2008, dimensions variable, wood, bronze, parrot, and other materials.
In his Allegory of the Cave, the philosopher Plato conveys a metaphor in which a person living in a cave might see shadows on the wall and think them to be the whole of reality; this allegory points out the human capacity for delusion. In this installation, when a viewer stood inside of the gallery, the wooden structure appeared as a cliff face with a cave-like entrance. Echoing Plato’s allegory, during this exhibition the artist sought a state of mental transcendence through physical exhaustion by continually lifting a set of bronze dumbbells.

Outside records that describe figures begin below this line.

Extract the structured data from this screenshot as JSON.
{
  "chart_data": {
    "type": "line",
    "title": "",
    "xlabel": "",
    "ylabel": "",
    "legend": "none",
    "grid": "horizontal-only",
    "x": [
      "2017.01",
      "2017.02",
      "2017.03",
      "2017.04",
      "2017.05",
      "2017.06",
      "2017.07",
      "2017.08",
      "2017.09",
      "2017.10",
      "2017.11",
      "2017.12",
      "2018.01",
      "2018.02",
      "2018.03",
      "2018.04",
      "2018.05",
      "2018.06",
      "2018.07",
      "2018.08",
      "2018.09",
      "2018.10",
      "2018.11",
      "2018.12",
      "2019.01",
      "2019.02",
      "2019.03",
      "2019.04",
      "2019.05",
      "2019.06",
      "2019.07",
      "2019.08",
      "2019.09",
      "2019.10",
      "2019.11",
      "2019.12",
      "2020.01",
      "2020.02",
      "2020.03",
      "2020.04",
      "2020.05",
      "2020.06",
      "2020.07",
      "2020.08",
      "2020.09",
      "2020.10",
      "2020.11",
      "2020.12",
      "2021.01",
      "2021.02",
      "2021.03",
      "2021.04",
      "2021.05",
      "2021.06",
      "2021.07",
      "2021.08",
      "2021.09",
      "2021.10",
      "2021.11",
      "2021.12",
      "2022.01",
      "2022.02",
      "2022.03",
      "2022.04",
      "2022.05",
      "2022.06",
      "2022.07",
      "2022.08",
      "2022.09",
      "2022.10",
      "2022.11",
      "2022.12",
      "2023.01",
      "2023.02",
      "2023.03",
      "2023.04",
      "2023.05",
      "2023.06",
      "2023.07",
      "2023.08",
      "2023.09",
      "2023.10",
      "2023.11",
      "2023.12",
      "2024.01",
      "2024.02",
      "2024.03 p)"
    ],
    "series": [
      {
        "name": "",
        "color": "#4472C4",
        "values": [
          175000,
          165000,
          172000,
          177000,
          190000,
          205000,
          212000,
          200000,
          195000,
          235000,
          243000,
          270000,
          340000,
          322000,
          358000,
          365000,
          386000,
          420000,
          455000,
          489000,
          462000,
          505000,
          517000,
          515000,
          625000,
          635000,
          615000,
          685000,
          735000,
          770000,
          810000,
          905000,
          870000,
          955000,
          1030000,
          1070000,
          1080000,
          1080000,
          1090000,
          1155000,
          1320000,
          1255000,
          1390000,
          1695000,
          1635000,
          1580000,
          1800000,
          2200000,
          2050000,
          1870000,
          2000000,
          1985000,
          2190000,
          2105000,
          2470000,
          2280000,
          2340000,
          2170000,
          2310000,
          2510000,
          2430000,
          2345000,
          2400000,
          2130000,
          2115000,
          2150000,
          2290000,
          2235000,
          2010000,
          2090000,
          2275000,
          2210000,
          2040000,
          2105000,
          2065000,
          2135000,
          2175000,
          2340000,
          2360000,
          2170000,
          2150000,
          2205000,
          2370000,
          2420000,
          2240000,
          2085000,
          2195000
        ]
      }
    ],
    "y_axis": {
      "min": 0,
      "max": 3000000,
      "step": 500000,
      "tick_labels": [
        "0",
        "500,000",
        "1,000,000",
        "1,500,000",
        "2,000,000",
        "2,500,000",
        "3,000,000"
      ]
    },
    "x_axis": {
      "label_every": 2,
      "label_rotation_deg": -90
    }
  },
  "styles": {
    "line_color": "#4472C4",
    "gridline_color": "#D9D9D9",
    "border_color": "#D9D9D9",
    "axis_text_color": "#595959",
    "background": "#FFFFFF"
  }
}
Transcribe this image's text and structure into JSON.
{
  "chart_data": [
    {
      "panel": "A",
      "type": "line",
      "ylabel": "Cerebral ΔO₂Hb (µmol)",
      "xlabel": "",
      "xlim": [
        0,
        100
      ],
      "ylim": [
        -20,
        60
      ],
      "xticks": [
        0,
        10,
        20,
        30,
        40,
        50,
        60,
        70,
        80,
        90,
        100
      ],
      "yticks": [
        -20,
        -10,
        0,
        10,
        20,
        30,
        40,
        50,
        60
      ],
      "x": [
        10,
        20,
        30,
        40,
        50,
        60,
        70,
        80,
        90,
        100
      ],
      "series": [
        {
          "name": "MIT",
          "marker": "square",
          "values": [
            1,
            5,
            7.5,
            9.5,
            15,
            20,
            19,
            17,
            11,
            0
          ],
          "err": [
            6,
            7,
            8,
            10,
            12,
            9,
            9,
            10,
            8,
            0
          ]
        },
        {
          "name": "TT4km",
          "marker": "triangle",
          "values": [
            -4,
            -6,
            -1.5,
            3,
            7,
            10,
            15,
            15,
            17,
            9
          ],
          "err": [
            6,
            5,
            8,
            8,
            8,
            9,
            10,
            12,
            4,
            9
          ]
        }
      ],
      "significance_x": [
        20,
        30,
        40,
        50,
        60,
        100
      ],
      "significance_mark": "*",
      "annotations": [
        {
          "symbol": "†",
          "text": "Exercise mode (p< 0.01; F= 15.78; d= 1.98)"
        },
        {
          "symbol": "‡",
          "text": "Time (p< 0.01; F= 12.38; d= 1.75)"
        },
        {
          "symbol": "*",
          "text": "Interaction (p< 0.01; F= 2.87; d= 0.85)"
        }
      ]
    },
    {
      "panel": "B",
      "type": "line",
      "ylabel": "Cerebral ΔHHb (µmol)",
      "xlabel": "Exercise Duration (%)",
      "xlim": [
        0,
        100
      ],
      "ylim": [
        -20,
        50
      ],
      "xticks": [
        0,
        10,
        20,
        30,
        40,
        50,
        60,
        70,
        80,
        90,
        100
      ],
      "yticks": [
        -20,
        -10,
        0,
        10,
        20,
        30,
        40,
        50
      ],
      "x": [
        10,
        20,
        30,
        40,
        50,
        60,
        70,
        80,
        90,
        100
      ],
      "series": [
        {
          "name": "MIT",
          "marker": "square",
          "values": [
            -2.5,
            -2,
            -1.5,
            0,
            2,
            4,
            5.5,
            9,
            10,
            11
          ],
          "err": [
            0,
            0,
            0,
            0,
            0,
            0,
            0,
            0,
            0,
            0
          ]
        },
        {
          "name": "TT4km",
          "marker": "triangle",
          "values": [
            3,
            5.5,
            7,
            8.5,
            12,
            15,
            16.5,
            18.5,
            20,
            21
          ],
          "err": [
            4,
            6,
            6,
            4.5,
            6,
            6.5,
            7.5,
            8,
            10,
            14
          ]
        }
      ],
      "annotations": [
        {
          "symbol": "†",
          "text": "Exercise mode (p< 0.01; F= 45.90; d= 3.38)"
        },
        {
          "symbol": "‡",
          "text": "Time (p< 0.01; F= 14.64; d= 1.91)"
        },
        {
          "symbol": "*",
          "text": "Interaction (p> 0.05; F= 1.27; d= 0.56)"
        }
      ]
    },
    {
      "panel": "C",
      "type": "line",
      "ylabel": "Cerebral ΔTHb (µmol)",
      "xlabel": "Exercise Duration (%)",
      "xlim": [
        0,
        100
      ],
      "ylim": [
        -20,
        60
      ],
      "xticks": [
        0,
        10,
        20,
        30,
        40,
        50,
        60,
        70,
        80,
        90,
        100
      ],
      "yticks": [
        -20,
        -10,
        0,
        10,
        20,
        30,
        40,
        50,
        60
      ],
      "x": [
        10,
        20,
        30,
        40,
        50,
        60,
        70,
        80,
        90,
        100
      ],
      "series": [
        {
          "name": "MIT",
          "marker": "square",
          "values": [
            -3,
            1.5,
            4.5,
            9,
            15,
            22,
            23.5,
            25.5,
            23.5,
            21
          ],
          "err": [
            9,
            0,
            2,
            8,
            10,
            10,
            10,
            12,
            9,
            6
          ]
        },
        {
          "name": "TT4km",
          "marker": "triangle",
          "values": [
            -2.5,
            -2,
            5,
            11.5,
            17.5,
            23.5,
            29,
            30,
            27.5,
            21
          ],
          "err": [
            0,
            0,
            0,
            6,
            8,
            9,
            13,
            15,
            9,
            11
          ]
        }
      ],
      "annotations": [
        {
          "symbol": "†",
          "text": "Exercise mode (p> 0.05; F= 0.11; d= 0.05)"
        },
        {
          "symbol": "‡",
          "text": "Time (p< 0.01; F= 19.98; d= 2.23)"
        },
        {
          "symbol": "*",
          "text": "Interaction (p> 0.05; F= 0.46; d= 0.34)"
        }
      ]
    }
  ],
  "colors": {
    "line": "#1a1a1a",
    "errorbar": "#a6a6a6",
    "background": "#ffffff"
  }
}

When a viewer stood outside of the gallery, and looked in through its storefront windows, they could see that the cave was very much a construct. The artist lived in the cave during the days leading up to the exhibition and was on view for the public as a living example of a person seeking to drag himself “up a steep and rugged ascent” to exit the metaphorical cave of delusion.
The artist would periodically stop lifting the dumbbells to read Plato’s Allegory of the Cave to a parrot. Reading to the parrot was a metaphor for the limitations of human understanding, and it was also an experiment in passing Plato’s existential musings on to another conscious creature.
Artifacts from On Shadows and Realities, 2008, approximately 4”x4”x12” each, bronze, steel, and paint.